SOC412 is an undergraduate and graduate student class at Princeton University led by J. Nathan Matias where students learn the ethics and craft of of field experiments.[1][2] In the class, students work directly with an online community to co-develop an experiment that serves that community's needs and could also contribute to scientific knowledge. All studies undertaken in this class are submitted for review by the Princeton University ethics review board. In 2018, students from the class developed experiments with several large communities on the reddit platform.

About CivilServant[edit]

CivilServant, newly renamed CAT Lab, is a nonprofit that works together with online communities for a flourishing internet. CivilServant does this through Citizen Behavioral Science.[3] We use A/B testing software that can identify designs that serve the online community well, at the same time working with those communities to insure that the experimental process is open, transparent and driven by the insights and needs of that community. CivilServant is incubated by the citizen media organization Global Voices, which has a history of supporting people around the world to add indigenous language material to the web, including Wikipedia. CivilServant is funded through donations from individuals and foundations. It does not take funds from for-profit corporations.

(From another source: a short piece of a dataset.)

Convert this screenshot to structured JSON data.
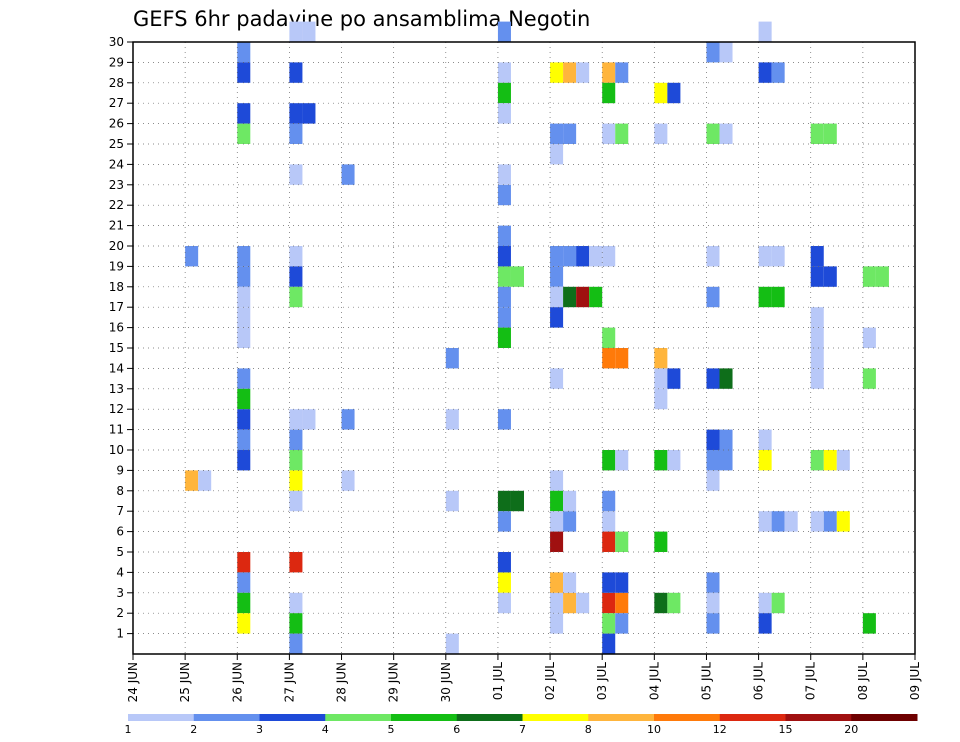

CivilServant is currently undertaking a project to integrate our field experimentation infrastructure into Wikipedia in a way that can be directed in collaboration with Wikipedians, in a transparent, accountable, and ethical manner. This research project is part of that initiative.

Research Questions[edit]

This project is motivated by two pragmatic questions, each to be answered in a separate study:

  • How can Wiki Loves Africa increase the chance that a previous contributor will participate in the competition in 2020?
  • How can Wiki Loves Africa increase the chance that someone who contributes media will add enough metadata for the image to be usable on Wikipedia?

In an initial study, we will test the effectiveness of Wiki Loves Africa's recruitment letter to successfully re-engage past contestants to participate in the contest again. In later versions of this study, we may test variations on that letter to see if contestants are drawn to participate based on different motivations.

Research Timeline for Initial Study[edit]

This project has the following timeline:

  • December 2018:
    • refine the hypotheses, outcome variables, and plans for the intervention
    • submit rough study designs to the Princeton University ethics review board
  • January 2019:
    • update and finalize study designs to the Princeton University ethics review board
    • pre-register the full design of the first study on OSF for transparency purposes
    • prepare materials for class assignments
    • prepare materials for the experiment that recruits previous contributors to participate again

NOTE: We were not able to get IRB approval for the study in time to conduct the study in 2019 so this study was deferred for a year.

  • February 2020:
    • Feb 15: conduct the first study by sending recruitment messages to previous contributors
  • March 2020 (Wiki Loves Africa competition ends):
    • collect and analyze data
  • after March 2020
    • send debriefing materials to first study message recipients, informing them about the first study, and how public data from Wikipedia is being used
      • the debriefing will include a link to public, open access information with full study results, including anonymized data

Later versions of the recruitment study may be conducted in 2021. The study examining how to motivate users to add metadata is on indefinite hold.

Relevant links[edit]

References[edit]

  1. Matias, J. N. (September 28, 2018), Teaching Large-Scale Digital Experimentation to Undergraduates and Graduate Students, MIT Conference on Cultures of Digital Experimentation 
  2. Matias, J. N. (July 3, 2018), Teaching the Craft, Ethics, and Politics of Field Experiments, Freedom to Tinker 
  3. Matias, J. N., & Mou, M. (2018, April). CivilServant: Community-Led Experiments in Platform Governance. In Proceedings of the 2018 CHI Conference on Human Factors in Computing Systems (p. 9). ACM.